Zero Gravity Robotic Mobility Experiments with Electrostatic and Gecko-Like Adhesives Aboard NASA's Zero Gravity Airplane

摘要

This paper presents the results of zero gravity adhesion and mobility experiments from two campaigns of flights aboard NASA's C9B zero-gravity airplane, totalling more than 300 parabolas. Two primary adhesion technologies were tested independently and as a hybrid system: gecko-like adhesives and electrostatic adhesives. Gecko-like adhesives use van der Waals forces generated by microscopic fibers or hairs to stick to surfaces; electrostatic adhesives create an electric field that both polarizes non-conductive surfaces to create adhesion and creates a capacitive clamping force on conductive surfaces where electrons are free to move. In zero gravity, grappling experiments were performed using a robotic gripper and a 10 kg target piece of debris to verify the performance of the adhesive materials. Based on these initial results, mobility experiments were devised for the second campaign of flights the following year. Experimental results from two mobile robots are presented. The first robot uses an inchworm style gait with two pairs of opposed gecko adhesive pads. The second robot uses adhesive wheels that contain flaps of the hybridized electro-gecko material.
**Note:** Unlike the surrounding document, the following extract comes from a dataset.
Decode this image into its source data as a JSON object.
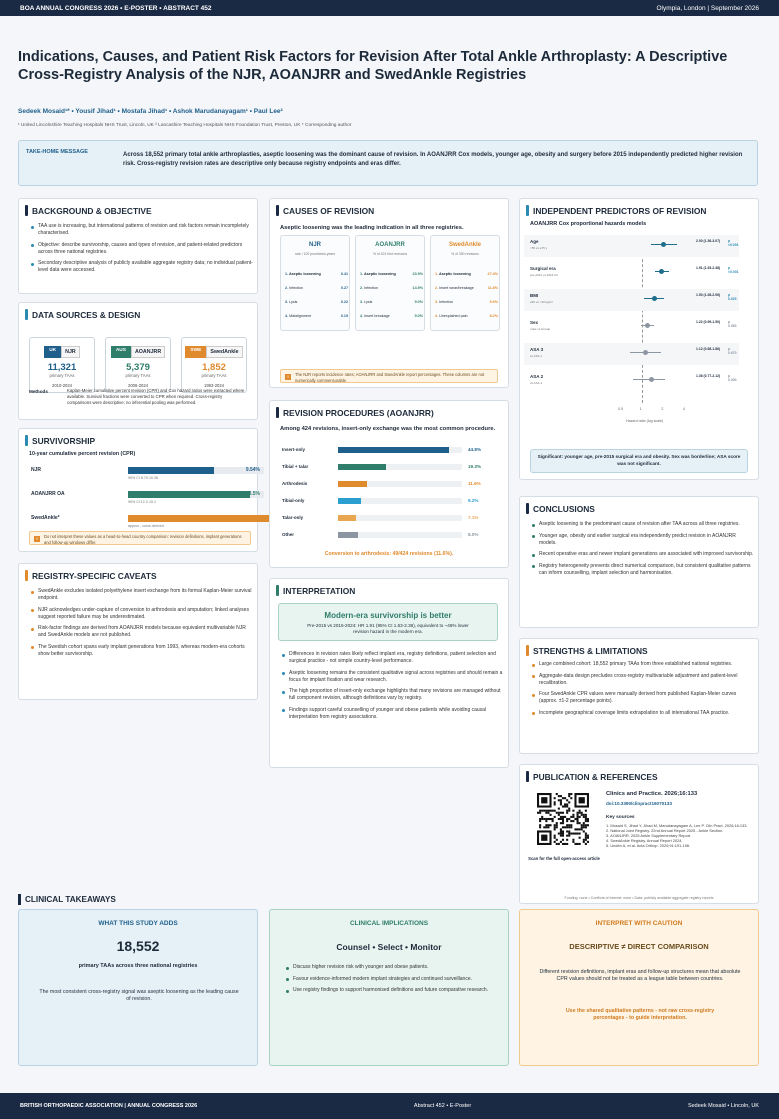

This robot can make transitions between perpendicular planes, and adheres to a much broader range of surface materials. Each robot weighs less than 200 grams and serves as a representative platform that was more easily deployed during the zero-gravity experiments. The technology can scale to much larger systems of 10s or even 100s of kg. Robots that can inch, roll, or crawl across surfaces in zero gravity could be used for inspection, repair, assembly, and photo/video documentation on satellites, space stations, and future long duration human spacecraft.